Wtedy też Święczkowski zinterpretował podsłuchane słowa Konrada Kornatowskiego o Krauzem jako "największym płatniku", że Krauze opłaca b. szefa policji. Gdy we wrześniu w spocie wyborczym PO pojawił się biznesmen dzwoniący w trakcie akcji służb specjalnych do prezydenta i sugerujący, że miał on zlecić rzekome wstrzymanie akcji - ABW podawała, że rozważa "podjęcie stosownych kroków prawnych".

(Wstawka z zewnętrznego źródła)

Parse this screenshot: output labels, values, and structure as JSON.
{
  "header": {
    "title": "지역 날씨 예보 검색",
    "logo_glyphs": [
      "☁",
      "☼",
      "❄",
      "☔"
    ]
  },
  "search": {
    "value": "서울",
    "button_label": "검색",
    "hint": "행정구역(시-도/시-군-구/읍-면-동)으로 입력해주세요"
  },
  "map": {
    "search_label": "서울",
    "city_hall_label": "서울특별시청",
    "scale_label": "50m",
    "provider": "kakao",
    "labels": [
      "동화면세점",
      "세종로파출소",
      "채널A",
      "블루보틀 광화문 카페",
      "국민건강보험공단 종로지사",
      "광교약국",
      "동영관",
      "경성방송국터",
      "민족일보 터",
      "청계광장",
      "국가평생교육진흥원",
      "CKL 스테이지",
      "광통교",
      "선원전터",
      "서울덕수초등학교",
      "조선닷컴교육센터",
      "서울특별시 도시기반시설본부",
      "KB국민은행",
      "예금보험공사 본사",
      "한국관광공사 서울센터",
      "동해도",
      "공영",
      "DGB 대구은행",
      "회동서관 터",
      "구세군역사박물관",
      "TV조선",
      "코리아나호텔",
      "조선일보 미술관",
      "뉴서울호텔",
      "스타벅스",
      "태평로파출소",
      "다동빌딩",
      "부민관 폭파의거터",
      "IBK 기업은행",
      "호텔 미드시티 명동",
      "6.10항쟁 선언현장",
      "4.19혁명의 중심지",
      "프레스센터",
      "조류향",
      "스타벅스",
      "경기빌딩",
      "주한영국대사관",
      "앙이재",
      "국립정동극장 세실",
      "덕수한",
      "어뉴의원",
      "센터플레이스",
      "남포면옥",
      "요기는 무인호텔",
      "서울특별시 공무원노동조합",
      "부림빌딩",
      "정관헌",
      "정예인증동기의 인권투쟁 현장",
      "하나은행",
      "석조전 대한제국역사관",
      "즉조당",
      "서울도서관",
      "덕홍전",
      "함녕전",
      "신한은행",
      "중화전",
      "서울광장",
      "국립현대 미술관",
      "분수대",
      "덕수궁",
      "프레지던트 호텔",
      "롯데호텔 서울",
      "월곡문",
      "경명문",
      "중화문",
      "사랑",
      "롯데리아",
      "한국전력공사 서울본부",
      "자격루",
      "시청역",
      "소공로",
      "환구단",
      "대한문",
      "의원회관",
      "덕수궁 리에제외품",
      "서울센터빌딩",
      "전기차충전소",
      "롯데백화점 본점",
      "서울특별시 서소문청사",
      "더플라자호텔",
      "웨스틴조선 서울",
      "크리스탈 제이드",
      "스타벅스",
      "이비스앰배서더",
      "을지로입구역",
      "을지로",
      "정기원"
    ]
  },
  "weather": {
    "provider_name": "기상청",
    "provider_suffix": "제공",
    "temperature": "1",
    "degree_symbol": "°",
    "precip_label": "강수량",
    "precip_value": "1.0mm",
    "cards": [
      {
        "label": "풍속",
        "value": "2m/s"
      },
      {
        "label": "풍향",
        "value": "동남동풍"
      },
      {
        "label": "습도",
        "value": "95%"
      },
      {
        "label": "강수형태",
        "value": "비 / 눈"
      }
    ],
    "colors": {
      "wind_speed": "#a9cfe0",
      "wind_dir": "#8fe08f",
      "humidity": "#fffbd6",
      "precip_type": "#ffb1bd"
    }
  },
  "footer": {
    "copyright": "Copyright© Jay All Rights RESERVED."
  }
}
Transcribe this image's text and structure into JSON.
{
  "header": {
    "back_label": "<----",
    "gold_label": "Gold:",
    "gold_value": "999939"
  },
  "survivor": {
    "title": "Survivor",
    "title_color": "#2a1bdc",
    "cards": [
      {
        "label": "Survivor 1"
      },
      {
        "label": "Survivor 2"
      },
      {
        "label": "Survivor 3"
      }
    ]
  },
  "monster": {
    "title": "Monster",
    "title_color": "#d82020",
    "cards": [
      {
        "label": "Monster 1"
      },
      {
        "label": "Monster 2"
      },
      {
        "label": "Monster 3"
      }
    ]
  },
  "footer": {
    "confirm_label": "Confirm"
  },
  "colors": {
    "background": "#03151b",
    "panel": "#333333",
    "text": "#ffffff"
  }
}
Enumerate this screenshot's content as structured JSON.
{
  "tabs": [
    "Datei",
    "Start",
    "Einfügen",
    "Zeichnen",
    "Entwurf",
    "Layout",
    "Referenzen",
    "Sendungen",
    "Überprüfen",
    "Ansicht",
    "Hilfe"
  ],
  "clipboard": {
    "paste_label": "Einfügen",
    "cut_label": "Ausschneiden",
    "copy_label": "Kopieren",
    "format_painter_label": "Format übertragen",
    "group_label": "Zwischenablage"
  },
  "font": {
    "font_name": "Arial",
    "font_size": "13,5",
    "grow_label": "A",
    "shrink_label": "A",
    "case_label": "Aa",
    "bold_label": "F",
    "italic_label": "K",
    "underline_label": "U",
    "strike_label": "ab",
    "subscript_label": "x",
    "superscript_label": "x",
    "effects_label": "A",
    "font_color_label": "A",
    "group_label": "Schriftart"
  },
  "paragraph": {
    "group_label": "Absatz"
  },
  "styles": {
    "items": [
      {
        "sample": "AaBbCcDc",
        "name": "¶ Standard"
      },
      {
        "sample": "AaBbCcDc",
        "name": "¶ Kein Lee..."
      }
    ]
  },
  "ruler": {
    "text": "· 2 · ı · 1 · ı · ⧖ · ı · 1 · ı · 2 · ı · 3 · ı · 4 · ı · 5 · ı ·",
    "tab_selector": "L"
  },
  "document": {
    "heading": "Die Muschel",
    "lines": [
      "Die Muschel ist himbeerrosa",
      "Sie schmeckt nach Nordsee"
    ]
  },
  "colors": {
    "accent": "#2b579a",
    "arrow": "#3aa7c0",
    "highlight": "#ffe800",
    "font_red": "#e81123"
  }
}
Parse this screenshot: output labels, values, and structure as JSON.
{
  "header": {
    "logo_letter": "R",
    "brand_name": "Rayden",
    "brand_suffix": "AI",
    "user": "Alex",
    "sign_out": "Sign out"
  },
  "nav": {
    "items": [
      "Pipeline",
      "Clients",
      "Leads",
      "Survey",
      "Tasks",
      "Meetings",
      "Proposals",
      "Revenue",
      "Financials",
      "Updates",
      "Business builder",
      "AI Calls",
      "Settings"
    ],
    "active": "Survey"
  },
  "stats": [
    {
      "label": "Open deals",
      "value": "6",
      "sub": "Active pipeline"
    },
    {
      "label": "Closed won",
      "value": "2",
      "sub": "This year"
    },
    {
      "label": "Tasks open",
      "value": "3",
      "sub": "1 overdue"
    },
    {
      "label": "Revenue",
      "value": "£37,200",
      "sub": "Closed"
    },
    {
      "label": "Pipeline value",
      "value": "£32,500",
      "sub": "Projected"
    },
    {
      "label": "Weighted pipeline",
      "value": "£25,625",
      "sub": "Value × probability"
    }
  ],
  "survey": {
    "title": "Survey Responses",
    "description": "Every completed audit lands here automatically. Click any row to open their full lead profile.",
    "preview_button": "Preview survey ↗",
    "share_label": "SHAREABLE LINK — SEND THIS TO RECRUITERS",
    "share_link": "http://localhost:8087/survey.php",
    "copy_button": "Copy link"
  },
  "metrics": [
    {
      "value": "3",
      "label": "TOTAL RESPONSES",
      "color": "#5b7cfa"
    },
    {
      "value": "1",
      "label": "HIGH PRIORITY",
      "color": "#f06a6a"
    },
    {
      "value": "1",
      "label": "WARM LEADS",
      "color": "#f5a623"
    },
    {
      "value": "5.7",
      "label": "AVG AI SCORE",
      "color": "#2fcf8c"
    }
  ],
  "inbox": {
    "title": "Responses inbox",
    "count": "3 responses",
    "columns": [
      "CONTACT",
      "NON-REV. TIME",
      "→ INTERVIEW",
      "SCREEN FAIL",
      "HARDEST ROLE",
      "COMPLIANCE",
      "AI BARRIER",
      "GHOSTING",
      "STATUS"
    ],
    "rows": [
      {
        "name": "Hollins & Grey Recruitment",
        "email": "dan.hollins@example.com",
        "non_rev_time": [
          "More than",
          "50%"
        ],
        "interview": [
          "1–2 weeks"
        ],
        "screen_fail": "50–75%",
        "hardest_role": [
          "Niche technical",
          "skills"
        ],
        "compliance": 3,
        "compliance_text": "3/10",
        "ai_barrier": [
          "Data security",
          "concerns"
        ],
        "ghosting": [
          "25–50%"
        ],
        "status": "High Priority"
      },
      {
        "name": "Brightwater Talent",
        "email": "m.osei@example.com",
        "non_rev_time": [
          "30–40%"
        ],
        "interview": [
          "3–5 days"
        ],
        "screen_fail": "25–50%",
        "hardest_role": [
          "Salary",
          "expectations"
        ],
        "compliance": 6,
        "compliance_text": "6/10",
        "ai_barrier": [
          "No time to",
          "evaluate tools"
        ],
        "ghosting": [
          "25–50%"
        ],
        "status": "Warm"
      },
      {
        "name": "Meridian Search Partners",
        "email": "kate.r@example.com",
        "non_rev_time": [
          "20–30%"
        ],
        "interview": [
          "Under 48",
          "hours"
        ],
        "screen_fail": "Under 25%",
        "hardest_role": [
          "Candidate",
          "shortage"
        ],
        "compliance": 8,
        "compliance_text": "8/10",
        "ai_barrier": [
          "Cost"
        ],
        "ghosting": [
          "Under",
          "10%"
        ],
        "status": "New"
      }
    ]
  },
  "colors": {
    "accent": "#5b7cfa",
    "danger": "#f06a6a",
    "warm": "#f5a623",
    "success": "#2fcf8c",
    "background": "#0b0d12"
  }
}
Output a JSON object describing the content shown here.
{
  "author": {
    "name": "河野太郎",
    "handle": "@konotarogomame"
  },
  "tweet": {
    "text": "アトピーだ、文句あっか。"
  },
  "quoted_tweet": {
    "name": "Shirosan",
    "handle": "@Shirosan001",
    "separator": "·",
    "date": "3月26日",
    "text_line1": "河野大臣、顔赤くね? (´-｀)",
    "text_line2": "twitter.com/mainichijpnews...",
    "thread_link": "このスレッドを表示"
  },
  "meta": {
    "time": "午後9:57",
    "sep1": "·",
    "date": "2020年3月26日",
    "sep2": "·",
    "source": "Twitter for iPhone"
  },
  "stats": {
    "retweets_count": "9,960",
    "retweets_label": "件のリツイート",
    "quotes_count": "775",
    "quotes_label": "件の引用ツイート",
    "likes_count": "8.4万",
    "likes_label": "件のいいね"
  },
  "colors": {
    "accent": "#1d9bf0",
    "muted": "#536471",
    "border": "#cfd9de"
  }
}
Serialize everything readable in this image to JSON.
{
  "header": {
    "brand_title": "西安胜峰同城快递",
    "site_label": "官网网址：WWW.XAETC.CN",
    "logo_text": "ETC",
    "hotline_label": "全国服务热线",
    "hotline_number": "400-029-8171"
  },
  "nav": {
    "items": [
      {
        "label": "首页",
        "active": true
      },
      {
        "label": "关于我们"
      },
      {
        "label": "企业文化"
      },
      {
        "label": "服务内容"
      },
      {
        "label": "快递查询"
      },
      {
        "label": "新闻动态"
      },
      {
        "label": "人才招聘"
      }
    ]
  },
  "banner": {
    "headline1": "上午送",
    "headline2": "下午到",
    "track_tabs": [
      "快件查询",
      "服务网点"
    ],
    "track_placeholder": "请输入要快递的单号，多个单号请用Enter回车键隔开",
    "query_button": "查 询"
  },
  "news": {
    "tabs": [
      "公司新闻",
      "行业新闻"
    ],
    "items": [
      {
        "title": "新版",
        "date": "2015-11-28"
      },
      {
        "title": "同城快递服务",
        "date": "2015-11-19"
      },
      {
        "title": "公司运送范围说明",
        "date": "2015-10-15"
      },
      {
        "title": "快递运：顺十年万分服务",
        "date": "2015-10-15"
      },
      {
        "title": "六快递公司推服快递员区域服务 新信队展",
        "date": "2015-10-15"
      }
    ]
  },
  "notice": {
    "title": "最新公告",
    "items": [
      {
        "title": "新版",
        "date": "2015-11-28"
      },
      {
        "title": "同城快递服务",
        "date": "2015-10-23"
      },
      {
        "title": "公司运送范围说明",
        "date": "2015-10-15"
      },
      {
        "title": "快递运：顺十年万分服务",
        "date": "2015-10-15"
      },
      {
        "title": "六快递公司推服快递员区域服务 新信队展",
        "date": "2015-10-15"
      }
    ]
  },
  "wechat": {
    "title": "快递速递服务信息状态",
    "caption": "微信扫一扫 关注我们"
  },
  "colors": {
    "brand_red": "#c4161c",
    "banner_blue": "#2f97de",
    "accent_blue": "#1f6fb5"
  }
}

37-letniego Święczkowskiego, zwanego przez przyjaciół "Godzillą" z racji potężnej budowy ciała, do Prokuratury Krajowej ściągnął minister sprawiedliwości Zbigniew Ziobro, z którym zna się on jeszcze z czasów studiów. Urodził się w 1970 r. w Sosnowcu. W latach 1989-1994 studiował prawo na Uniwersytecie Jagiellońskim. W latach 1994-1996 był aplikantem prokuratorskim w Prokuraturze Rejonowej w Tychach. W latach 1996-1998 pracował w Prokuraturze Rejonowej w Sosnowcu, w latach 1998-2000 - w Prokuraturze Rejonowej w Sosnowcu, a w latach 2001-2005 - w Prokuraturze Okręgowej w Katowicach.

Od lutego do lipca 2001 r. pracował jako prokurator delegowany do Ministerstwa Sprawiedliwości w zespole zajmującym się "mafią wyszkowską". Potem wrócił do Prokuratury Okręgowej w Katowicach, gdzie pracował wydziale śledczym oraz w wydziale ds. zwalczania przestępczości zorganizowanej. Od listopada 2005 r. Święczkowski był wiceszefem Biura ds. Przestępczości Zorganizowanej Prokuratury Krajowej, a od stycznia 2006 r. - jego szefem. Nadzorował najpoważniejsze śledztwa dotyczące zorganizowanych grup przestępczych oraz najpoważniejszej przestępczości o charakterze finansowym i ekonomicznym.